Predictability and Fairness in Load Aggregation with Deadband
- URL: http://arxiv.org/abs/2305.17725v1
- Date: Sun, 28 May 2023 13:50:05 GMT
- Title: Predictability and Fairness in Load Aggregation with Deadband
- Authors: F. V. Difonzo and M. Roubalik and J. Marecek
- Abstract summary: We consider the effects of losses in the alternating current model and the deadband in the controller.
We show that Filippov invariant measures enable reasoning about predictability and fairness.
- Score: 0.0
- License: http://arxiv.org/licenses/nonexclusive-distrib/1.0/
- Abstract: Virtual power plants and load aggregation are becoming increasingly common.

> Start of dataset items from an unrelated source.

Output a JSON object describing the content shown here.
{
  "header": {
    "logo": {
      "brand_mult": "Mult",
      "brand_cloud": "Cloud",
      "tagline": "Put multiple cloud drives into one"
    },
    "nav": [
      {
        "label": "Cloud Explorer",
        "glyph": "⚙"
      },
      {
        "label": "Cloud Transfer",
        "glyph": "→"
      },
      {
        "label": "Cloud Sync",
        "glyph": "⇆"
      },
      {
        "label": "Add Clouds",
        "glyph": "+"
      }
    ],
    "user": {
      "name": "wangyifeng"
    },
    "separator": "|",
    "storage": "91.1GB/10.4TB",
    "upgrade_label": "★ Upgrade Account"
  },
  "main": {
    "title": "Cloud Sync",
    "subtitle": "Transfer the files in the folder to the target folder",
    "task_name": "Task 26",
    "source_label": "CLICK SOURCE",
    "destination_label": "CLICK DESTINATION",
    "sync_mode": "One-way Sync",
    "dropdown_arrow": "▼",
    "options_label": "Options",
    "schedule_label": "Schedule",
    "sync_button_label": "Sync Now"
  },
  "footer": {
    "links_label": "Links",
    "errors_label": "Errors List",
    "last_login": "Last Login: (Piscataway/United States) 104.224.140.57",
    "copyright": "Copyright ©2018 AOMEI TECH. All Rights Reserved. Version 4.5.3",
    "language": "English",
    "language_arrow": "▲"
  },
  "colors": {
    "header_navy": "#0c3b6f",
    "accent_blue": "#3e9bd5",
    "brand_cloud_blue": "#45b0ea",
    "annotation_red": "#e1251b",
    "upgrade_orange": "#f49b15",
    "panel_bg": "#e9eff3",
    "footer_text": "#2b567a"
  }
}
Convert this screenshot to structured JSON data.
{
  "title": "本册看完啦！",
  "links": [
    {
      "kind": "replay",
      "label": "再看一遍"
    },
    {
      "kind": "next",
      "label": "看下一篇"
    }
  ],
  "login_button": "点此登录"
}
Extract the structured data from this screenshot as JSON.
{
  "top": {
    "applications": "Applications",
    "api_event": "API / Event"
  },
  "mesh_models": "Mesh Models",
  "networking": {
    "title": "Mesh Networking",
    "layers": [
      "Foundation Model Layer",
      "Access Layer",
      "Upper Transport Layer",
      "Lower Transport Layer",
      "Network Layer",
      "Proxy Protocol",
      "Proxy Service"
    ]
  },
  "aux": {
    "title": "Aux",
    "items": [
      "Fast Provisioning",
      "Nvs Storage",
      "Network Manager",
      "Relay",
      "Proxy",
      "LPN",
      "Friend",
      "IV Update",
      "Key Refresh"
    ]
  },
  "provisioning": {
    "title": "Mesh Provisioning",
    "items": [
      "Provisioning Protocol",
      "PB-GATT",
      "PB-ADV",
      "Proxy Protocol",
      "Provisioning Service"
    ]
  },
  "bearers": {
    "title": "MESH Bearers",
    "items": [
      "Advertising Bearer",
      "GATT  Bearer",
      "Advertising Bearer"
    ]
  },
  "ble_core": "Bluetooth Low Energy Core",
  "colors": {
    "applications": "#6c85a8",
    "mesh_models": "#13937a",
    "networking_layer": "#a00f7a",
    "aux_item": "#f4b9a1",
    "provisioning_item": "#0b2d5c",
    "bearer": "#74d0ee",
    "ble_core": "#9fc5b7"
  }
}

There, one regulates the aggregate power output of an ensemble of distributed
energy resources (DERs). Marecek et al. [Automatica, Volume 147, January 2023,
110743, arXiv:2110.03001] recently suggested that long-term averages of prices
or incentives offered should exist and be independent of the initial states of
the operators of the DER, the aggregator, and the power grid. This can be seen
as predictability, which underlies fairness. Unfortunately, the existence of
such averages cannot be guaranteed with many traditional regulators, including
the proportional-integral (PI) regulator with or without deadband. Here, we
consider the effects of losses in the alternating current model and the
deadband in the controller. This yields a non-linear dynamical system (due to
the non-linear losses) exhibiting discontinuities (due to the deadband). We
show that Filippov invariant measures enable reasoning about predictability and
fairness while considering non-linearity of the alternating-current model and
deadband.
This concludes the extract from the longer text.